It is often said that we can only grow stronger by acknowledging our weaknesses, and the potential of that strength is no more apparent than in Scott Sagel, MD, Director of the Mike McMorris Cystic Fibrosis Research and Care Centerat Children’s Hospital Colorado, and winner of the PRC 5-Star Award for Patient Satisfaction in 2014.
Dr. Sagel is committed to finding ways to improve his department and the lives of children living with lung disease, yet when asked about his achievements, he remains humble.
“Really, I’m fortunate to be part of an excellent multidisciplinary team where we can each address specific aspects of pediatric health,” he said. “We work together to provide a global approach to care, and this, I think, is the key to patient satisfaction.”
Dr. Sagel acknowledges, however, that he places a large emphasis on quality improvement, with mental health screening one such measure.
Several years ago, as part of an ongoing drive for improvement, Dr. Sagel and his team conducted a survey on patient and family experience of care. The survey yielded unexpected results: poor scores for patient mental health.
After considering a plan of action, Dr. Sagel took these results to Children’s Hospital Colorado and requested support to integrate mental health care into their provisions for children with cystic fibrosis and other lung diseases.

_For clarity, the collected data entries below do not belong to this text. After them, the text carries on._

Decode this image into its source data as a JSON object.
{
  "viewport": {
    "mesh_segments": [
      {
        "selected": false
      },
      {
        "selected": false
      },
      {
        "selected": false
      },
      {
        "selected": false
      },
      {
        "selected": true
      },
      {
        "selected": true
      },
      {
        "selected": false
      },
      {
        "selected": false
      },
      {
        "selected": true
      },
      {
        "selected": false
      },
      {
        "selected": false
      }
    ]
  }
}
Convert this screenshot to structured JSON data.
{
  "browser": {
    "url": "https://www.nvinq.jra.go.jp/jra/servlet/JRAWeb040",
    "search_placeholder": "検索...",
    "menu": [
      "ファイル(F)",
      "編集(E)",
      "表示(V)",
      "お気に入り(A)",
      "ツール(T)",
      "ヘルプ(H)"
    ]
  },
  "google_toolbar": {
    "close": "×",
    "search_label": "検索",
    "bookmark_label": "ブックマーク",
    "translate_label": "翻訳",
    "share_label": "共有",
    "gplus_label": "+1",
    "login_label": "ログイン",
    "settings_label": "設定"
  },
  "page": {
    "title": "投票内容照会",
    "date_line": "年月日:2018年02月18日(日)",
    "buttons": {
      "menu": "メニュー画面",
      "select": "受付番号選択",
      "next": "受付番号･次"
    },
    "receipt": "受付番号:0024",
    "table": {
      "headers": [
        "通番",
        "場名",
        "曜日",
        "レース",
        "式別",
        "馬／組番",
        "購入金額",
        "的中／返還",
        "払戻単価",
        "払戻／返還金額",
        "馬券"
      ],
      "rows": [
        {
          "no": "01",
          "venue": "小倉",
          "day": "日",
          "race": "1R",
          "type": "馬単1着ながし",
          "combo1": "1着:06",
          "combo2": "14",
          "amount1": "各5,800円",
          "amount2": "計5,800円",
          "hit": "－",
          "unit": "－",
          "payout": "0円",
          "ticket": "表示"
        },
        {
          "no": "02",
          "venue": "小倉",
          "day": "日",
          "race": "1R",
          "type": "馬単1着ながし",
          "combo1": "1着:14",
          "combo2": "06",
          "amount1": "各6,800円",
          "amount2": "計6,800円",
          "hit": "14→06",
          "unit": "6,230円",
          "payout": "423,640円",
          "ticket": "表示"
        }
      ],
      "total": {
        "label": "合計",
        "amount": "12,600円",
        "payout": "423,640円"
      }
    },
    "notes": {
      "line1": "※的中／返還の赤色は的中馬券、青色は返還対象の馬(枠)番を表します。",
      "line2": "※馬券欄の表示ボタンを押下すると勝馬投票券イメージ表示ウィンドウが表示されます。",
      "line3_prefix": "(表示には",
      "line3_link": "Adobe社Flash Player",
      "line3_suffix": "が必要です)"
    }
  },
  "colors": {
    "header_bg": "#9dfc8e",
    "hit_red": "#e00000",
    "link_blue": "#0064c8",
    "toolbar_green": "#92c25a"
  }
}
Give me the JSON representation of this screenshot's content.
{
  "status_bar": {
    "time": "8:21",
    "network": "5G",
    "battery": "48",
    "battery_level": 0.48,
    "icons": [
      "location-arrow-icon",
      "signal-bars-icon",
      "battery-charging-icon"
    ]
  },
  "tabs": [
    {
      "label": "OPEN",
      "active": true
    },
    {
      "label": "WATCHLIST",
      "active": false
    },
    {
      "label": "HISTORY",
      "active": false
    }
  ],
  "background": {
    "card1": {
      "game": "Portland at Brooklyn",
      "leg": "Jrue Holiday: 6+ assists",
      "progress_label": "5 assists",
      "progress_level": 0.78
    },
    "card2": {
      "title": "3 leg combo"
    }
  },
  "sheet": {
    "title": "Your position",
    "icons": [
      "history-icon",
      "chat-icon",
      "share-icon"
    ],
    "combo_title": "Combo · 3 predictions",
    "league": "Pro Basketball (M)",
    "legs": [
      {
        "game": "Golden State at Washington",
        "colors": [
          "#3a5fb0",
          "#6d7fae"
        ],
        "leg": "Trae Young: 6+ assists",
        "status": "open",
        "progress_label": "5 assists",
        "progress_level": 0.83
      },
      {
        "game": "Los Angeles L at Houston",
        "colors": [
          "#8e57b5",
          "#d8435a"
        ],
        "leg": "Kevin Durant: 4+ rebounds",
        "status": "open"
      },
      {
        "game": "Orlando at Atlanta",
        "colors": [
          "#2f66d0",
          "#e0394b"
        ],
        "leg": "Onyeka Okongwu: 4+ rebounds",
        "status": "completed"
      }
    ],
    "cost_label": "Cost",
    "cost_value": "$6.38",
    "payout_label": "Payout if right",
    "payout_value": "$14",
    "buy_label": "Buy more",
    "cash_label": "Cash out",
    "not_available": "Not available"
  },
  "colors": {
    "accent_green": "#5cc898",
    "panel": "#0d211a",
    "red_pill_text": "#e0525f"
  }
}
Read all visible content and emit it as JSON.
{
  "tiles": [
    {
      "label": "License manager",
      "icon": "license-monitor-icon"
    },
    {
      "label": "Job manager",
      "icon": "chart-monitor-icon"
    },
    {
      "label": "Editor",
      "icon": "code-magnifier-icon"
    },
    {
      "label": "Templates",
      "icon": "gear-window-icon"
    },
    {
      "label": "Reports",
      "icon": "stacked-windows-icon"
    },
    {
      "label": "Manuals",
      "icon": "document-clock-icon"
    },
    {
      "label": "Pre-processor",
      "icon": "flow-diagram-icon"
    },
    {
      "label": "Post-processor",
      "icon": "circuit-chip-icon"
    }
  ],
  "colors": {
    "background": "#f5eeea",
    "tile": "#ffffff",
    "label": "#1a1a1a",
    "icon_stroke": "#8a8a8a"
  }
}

“We really learned that mental health plays a critical role in the overall health of our patients,” he said. “With the financial support we received from Children’s, we were fortunate to integrate pediatric psychologists into our team. This has been a great step forward for the health of our patients.”
One of Dr. Sagel’s patients, a 15-year-old girl with cystic fibrosis, is the perfect example of how this change has led to better treatment adherence and better overall outcomes. “The burden of treatment for this patient was intense and very time consuming,” he said. “She had multiple comorbidities and required 2–3 hours a day of treatment.”
The integration of Dr. Sagel’s holistic approach to disease management has yielded substantial results. “The outcome was that this patient began to do better in her schoolwork and day-to-day activities, and her growth and lung function improved significantly,” he said.
Yet while Dr. Sagel may be modest about his role in his department’s success, the effect he has on his patients should not be underestimated. “Dr. Sagel is a tireless advocate for the children in his care,” said Michael Narkewicz, MD, Associate Dean of Clinical Affairs.
“His clinical style is warm and open, and it is easy for his patients to see how much he cares for them. He also takes that same passion for care all the way to his research into new therapies and tests to better predict outcome in lung disease.”
Dr. Sagel asserts that research is an important part of being a clinician. “Research informs clinical care,” he said. “It helps to provide the right treatment to the right patient, and also enables you to stay at the cutting edge. Research certainly makes me a better clinician.”
As for patient satisfaction, Dr. Sagel explains that excellence in patient satisfaction can be defined in many ways.
“I suspect the most important trait is to listen to the patient and family and make sure you hear their concerns,” he said. “But it is also about being thoughtful and deliberate. It’s about really trying to understand the reasons or causes of the child’s disease, and being willing to investigate and consult with colleagues as needed.”
When asked about his future quality improvement initiatives, Dr. Sagel is pragmatic and committed. “We will never do things perfectly,” he said. “There is always room for improvement, but we will continue to do everything we can to improve patient care.”